Realizing the seriousness of the situation, Winters took one squad from 1st Platoon, and moved off toward the crossroads, where they observed a German machine gun firing to the south, toward the battalion headquarters. After surveying the position, Winters then led the squad in an assault on the gun crew..Soon after taking the position, the squad took fire from a German position opposite them. Estimating that this position was held by at least a platoon, Winters called for reinforcements from the rest of the 1st Platoon, and led them in an assault. Later it was discovered there were at least 300 Germans. On October 9, Winters became the battalion executive officer, following the death of the battalions’ former XO, Major Oliver Martin Horton.
Horton was killed in action on 05-10-1944. Although this position was normally held by a major, Winters filled it while still a captain. On 16-12-1944, German forces launched a counter-offensive against the Western Allies in Belgium. After the 101stAirborne was moved by truck to the Bastogne area on December 18. Still serving as executive officer of the 2nd Battalion, Winters took part in the defense of the line northeast of Bastogne near the town of Foy during what became known as the Battle of the Bulge. The entire 101st Airborne and elements of the 10th Armored Division, nickname “Tiger Division” battled about 15 German divisions, supported by heavy artillery and armor, for nearly a week before the U.S Third Army under George Smith Patton broke through the German lines surrounding Bastogne. After being relieved, the 2nd Battalion carried out an attack on Foy on 09-01-1945. On 08-03-1945, following the 2nd Battalion’s move to Hagenau, Winters was promoted to major and shortly afterward he was made acting battalion commander of 2nd Battalion, when Lieutenant Colonel Strayer was elevated to the regimental staff. Second Battalion saw little combat after this. Robert Lytle Strayer
died old age 92 on 18-12-1990 in Saint Petersburg, Florida.

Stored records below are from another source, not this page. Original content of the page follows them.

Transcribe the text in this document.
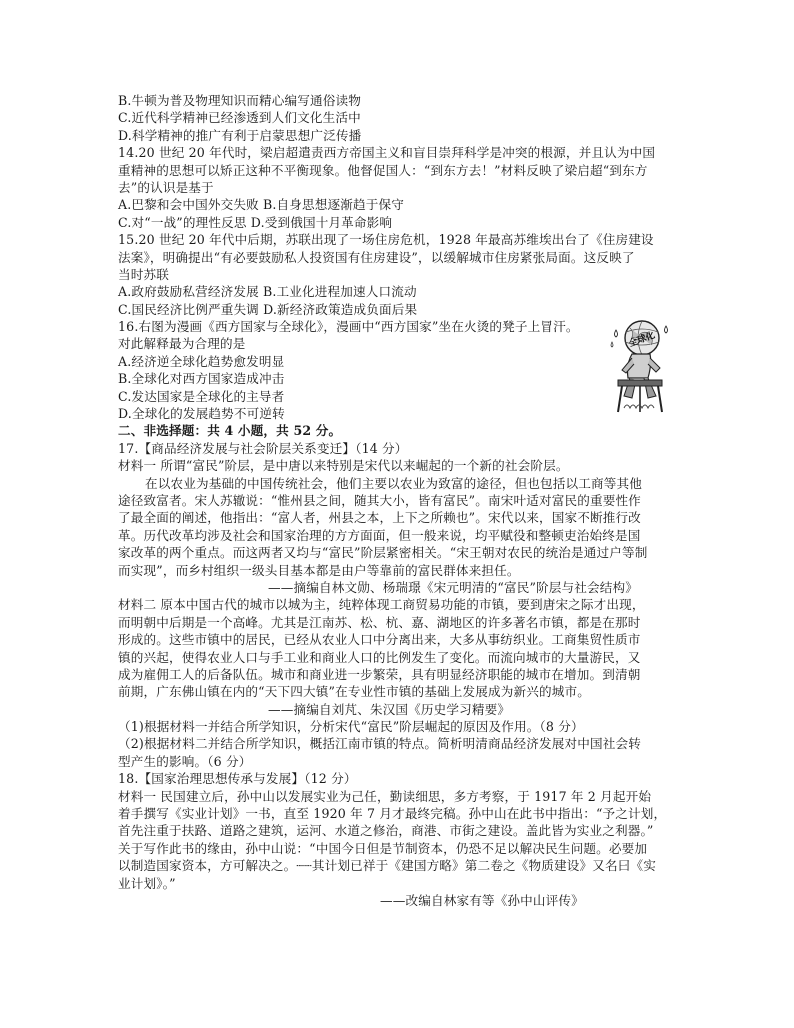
B.牛顿为普及物理知识而精心编写通俗读物
C.近代科学精神已经渗透到人们文化生活中
D.科学精神的推广有利于启蒙思想广泛传播
14.20 世纪 20 年代时，梁启超遣责西方帝国主义和盲目崇拜科学是冲突的根源，并且认为中国
重精神的思想可以矫正这种不平衡现象。他督促国人：“到东方去！”材料反映了梁启超“到东方
去”的认识是基于
A.巴黎和会中国外交失败 B.自身思想逐渐趋于保守
C.对“一战”的理性反思 D.受到俄国十月革命影响
15.20 世纪 20 年代中后期，苏联出现了一场住房危机，1928 年最高苏维埃出台了《住房建设
法案》，明确提出“有必要鼓励私人投资国有住房建设”，以缓解城市住房紧张局面。这反映了
当时苏联
A.政府鼓励私营经济发展 B.工业化进程加速人口流动
C.国民经济比例严重失调 D.新经济政策造成负面后果
16.右图为漫画《西方国家与全球化》，漫画中“西方国家”坐在火烫的凳子上冒汗。
对此解释最为合理的是
A.经济逆全球化趋势愈发明显
B.全球化对西方国家造成冲击
C.发达国家是全球化的主导者
D.全球化的发展趋势不可逆转
二、非选择题：共 4 小题，共 52 分。
17.【商品经济发展与社会阶层关系变迁】（14 分）
材料一 所谓“富民”阶层，是中唐以来特别是宋代以来崛起的一个新的社会阶层。
在以农业为基础的中国传统社会，他们主要以农业为致富的途径，但也包括以工商等其他
途径致富者。宋人苏辙说：“惟州县之间，随其大小，皆有富民”。南宋叶适对富民的重要性作
了最全面的阐述，他指出：“富人者，州县之本，上下之所赖也”。宋代以来，国家不断推行改
革。历代改革均涉及社会和国家治理的方方面面，但一般来说，均平赋役和整顿吏治始终是国
家改革的两个重点。而这两者又均与“富民”阶层紧密相关。“宋王朝对农民的统治是通过户等制
而实现”，而乡村组织一级头目基本都是由户等靠前的富民群体来担任。
——摘编自林文勋、杨瑞璟《宋元明清的“富民”阶层与社会结构》
材料二 原本中国古代的城市以城为主，纯粹体现工商贸易功能的市镇，要到唐宋之际才出现，
而明朝中后期是一个高峰。尤其是江南苏、松、杭、嘉、湖地区的许多著名市镇，都是在那时
形成的。这些市镇中的居民，已经从农业人口中分离出来，大多从事纺织业。工商集贸性质市
镇的兴起，使得农业人口与手工业和商业人口的比例发生了变化。而流向城市的大量游民，又
成为雇佣工人的后备队伍。城市和商业进一步繁荣，具有明显经济职能的城市在增加。到清朝
前期，广东佛山镇在内的“天下四大镇”在专业性市镇的基础上发展成为新兴的城市。
——摘编自刘芃、朱汉国《历史学习精要》
（1)根据材料一并结合所学知识，分析宋代“富民”阶层崛起的原因及作用。（8 分）
（2)根据材料二并结合所学知识，概括江南市镇的特点。简析明清商品经济发展对中国社会转
型产生的影响。（6 分）
18.【国家治理思想传承与发展】（12 分）
材料一 民国建立后，孙中山以发展实业为己任，勤读细思，多方考察，于 1917 年 2 月起开始
着手撰写《实业计划》一书，直至 1920 年 7 月才最终完稿。孙中山在此书中指出：“予之计划，
首先注重于扶路、道路之建筑，运河、水道之修治，商港、市街之建设。盖此皆为实业之利器。”
关于写作此书的缘由，孙中山说：“中国今日但是节制资本，仍恐不足以解决民生问题。必要加
以制造国家资本，方可解决之。┈┈其计划已祥于《建国方略》第二卷之《物质建设》又名曰《实
业计划》。”
——改编自林家有等《孙中山评传》
全球化
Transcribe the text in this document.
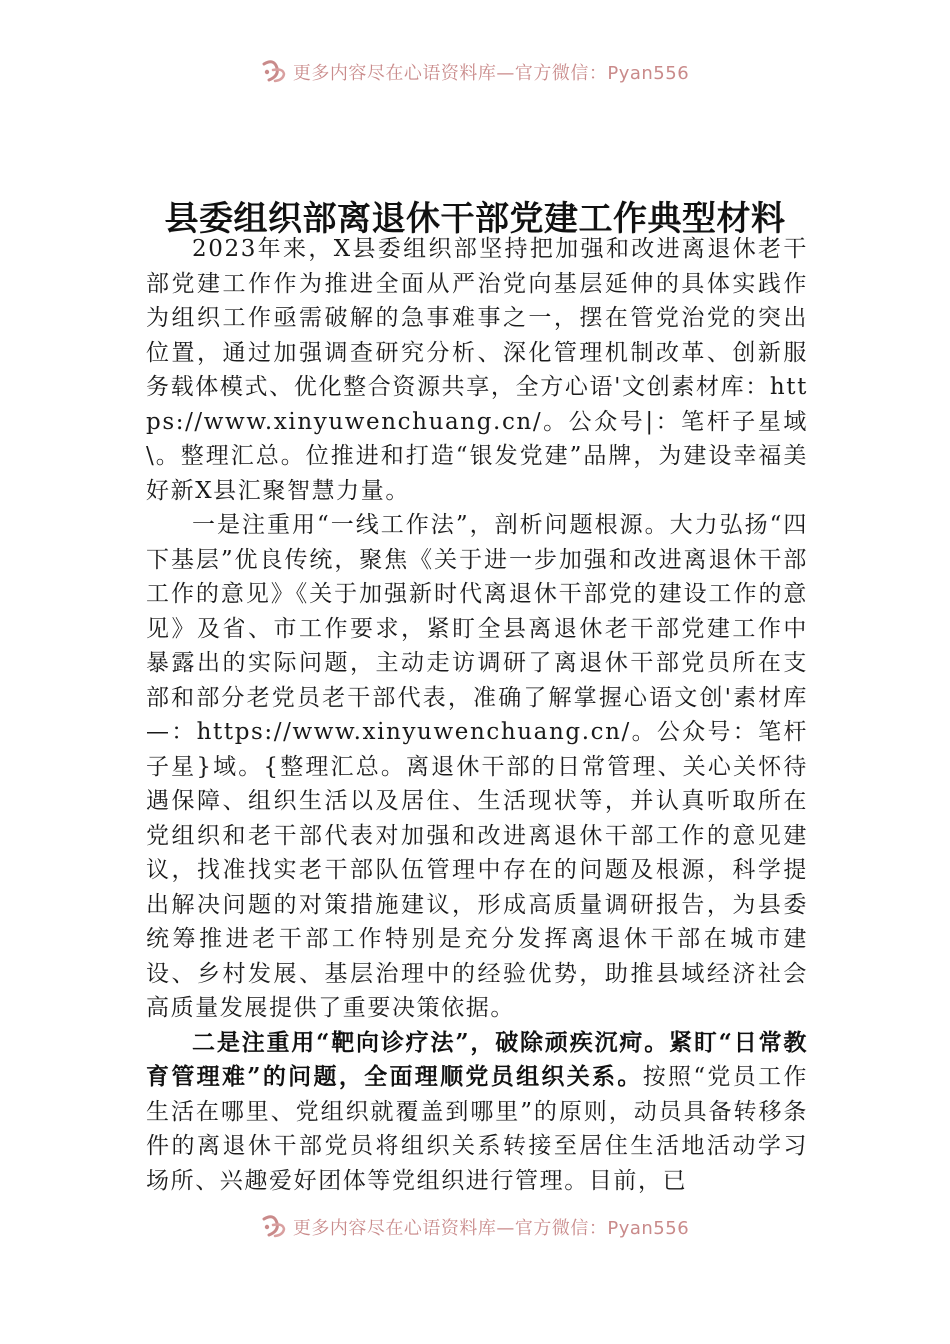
更多内容尽在心语资料库—官方微信：Pyan556
县委组织部离退休干部党建工作典型材料

2023年来，X县委组织部坚持把加强和改进离退休老干部党建工作作为推进全面从严治党向基层延伸的具体实践作为组织工作亟需破解的急事难事之一，摆在管党治党的突出位置，通过加强调查研究分析、深化管理机制改革、创新服务载体模式、优化整合资源共享，全方心语'文创素材库：https://www.xinyuwenchuang.cn/。公众号|：笔杆子星域\。整理汇总。位推进和打造“银发党建”品牌，为建设幸福美好新X县汇聚智慧力量。

一是注重用“一线工作法”，剖析问题根源。大力弘扬“四下基层”优良传统，聚焦《关于进一步加强和改进离退休干部工作的意见》《关于加强新时代离退休干部党的建设工作的意见》及省、市工作要求，紧盯全县离退休老干部党建工作中暴露出的实际问题，主动走访调研了离退休干部党员所在支部和部分老党员老干部代表，准确了解掌握心语文创'素材库—：https://www.xinyuwenchuang.cn/。公众号：笔杆子星}域。{整理汇总。离退休干部的日常管理、关心关怀待遇保障、组织生活以及居住、生活现状等，并认真听取所在党组织和老干部代表对加强和改进离退休干部工作的意见建议，找准找实老干部队伍管理中存在的问题及根源，科学提出解决问题的对策措施建议，形成高质量调研报告，为县委统筹推进老干部工作特别是充分发挥离退休干部在城市建设、乡村发展、基层治理中的经验优势，助推县域经济社会高质量发展提供了重要决策依据。

二是注重用“靶向诊疗法”，破除顽疾沉疴。紧盯“日常教育管理难”的问题，全面理顺党员组织关系。按照“党员工作生活在哪里、党组织就覆盖到哪里”的原则，动员具备转移条件的离退休干部党员将组织关系转接至居住生活地活动学习场所、兴趣爱好团体等党组织进行管理。目前，已

更多内容尽在心语资料库—官方微信：Pyan556
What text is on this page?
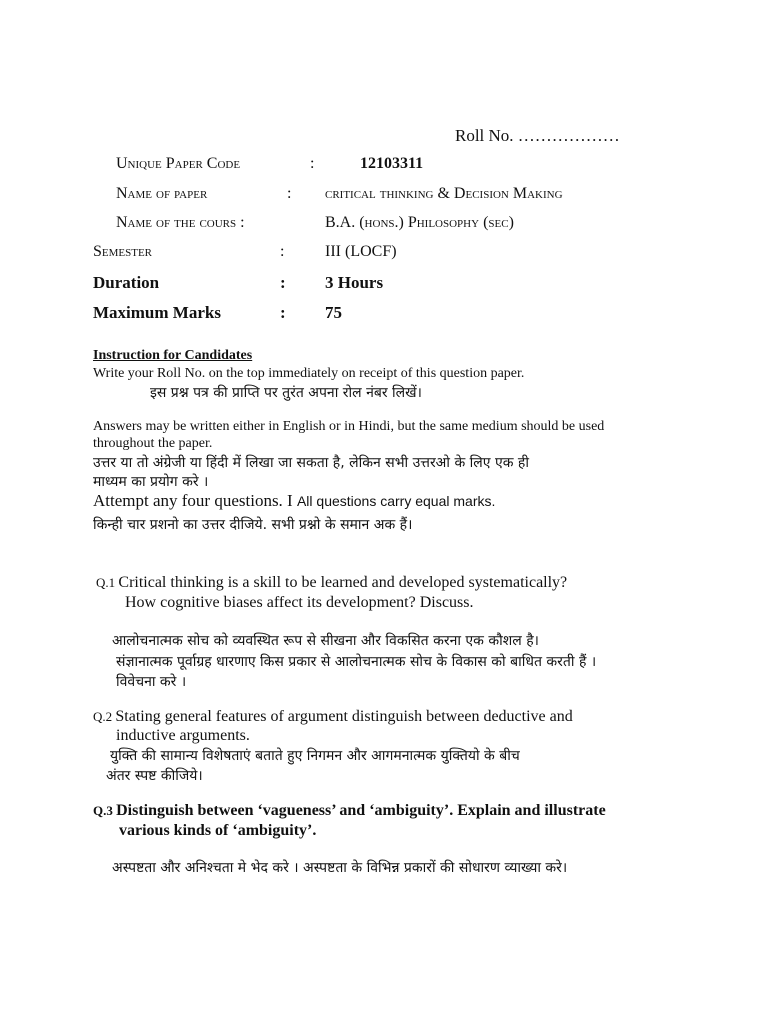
Roll No. ………………
Unique Paper Code	:	12103311
Name of paper	: critical thinking & Decision Making
Name of the cours :	B.A. (hons.) Philosophy (sec)
Semester	:	III (LOCF)
Duration	: 3 Hours
Maximum Marks	: 75
Instruction for Candidates
Write your Roll No. on the top immediately on receipt of this question paper.
इस प्रश्न पत्र की प्राप्ति पर तुरंत अपना रोल नंबर लिखें।
Answers may be written either in English or in Hindi, but the same medium should be used
throughout the paper.
उत्तर या तो अंग्रेजी या हिंदी में लिखा जा सकता है, लेकिन सभी उत्तरओ के लिए एक ही
माध्यम का प्रयोग करे ।
Attempt any four questions. I All questions carry equal marks.
किन्ही चार प्रशनो का उत्तर दीजिये. सभी प्रश्नो के समान अक हैं।
Q.1 Critical thinking is a skill to be learned and developed systematically?
How cognitive biases affect its development? Discuss.
आलोचनात्मक सोच को व्यवस्थित रूप से सीखना और विकसित करना एक कौशल है।
संज्ञानात्मक पूर्वाग्रह धारणाए किस प्रकार से आलोचनात्मक सोच के विकास को बाधित करती हैं ।
विवेचना करे ।
Q.2 Stating general features of argument distinguish between deductive and
inductive arguments.
युक्ति की सामान्य विशेषताएं बताते हुए निगमन और आगमनात्मक युक्तियो के बीच
अंतर स्पष्ट कीजिये।
Q.3 Distinguish between ‘vagueness’ and ‘ambiguity’. Explain and illustrate
various kinds of ‘ambiguity’.
अस्पष्टता और अनिश्चता मे भेद करे । अस्पष्टता के विभिन्न प्रकारों की सोधारण व्याख्या करे।
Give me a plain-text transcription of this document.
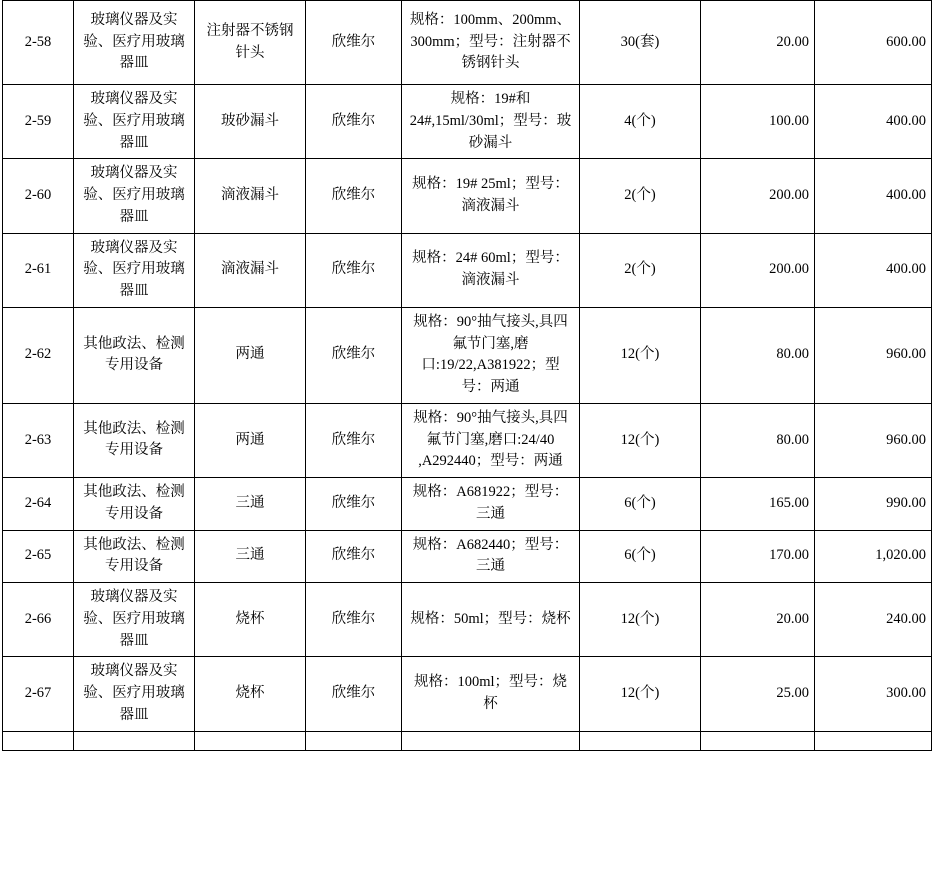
2-58	玻璃仪器及实验、医疗用玻璃器皿	注射器不锈钢针头	欣维尔	规格：100mm、200mm、300mm；型号：注射器不锈钢针头	30(套)	20.00	600.00
2-59	玻璃仪器及实验、医疗用玻璃器皿	玻砂漏斗	欣维尔	规格：19#和24#,15ml/30ml；型号：玻砂漏斗	4(个)	100.00	400.00
2-60	玻璃仪器及实验、医疗用玻璃器皿	滴液漏斗	欣维尔	规格：19# 25ml；型号：滴液漏斗	2(个)	200.00	400.00
2-61	玻璃仪器及实验、医疗用玻璃器皿	滴液漏斗	欣维尔	规格：24# 60ml；型号：滴液漏斗	2(个)	200.00	400.00
2-62	其他政法、检测专用设备	两通	欣维尔	规格：90°抽气接头,具四氟节门塞,磨口:19/22,A381922；型号：两通	12(个)	80.00	960.00
2-63	其他政法、检测专用设备	两通	欣维尔	规格：90°抽气接头,具四氟节门塞,磨口:24/40 ,A292440；型号：两通	12(个)	80.00	960.00
2-64	其他政法、检测专用设备	三通	欣维尔	规格：A681922；型号：三通	6(个)	165.00	990.00
2-65	其他政法、检测专用设备	三通	欣维尔	规格：A682440；型号：三通	6(个)	170.00	1,020.00
2-66	玻璃仪器及实验、医疗用玻璃器皿	烧杯	欣维尔	规格：50ml；型号：烧杯	12(个)	20.00	240.00
2-67	玻璃仪器及实验、医疗用玻璃器皿	烧杯	欣维尔	规格：100ml；型号：烧杯	12(个)	25.00	300.00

Death and burial ground of Winters, Richard Davis “Dick” Band of Brothers.
Winters, a resident of Hershey, died on 02-01-2011, old age 92, at an assisted living facility in nearby Campbelltown, Pennsylvania. He had been suffering from Parkinson’s disease for several years. Winters had requested a private, unannounced funeral service, which was held on 08-01-2011. Dick Winters was buried on the Bergstrasse Evangelical Lutheran Church cemetery in Epharata, Pennsylvania, in a private ceremony. He is buried next to his parents in the Winters’ family plot. His grave is simple marked Richard D Winters WW II 101st Airborne.
Ethel Winters, a Rutgers University graduate and wife of Dick Davis Winters for 63 years, seemed happiest by her husband’s side, friends said. She waited for him during World War II when he was a first lieutenant with E Company, 506th Regiment of the 101st Airborne Division.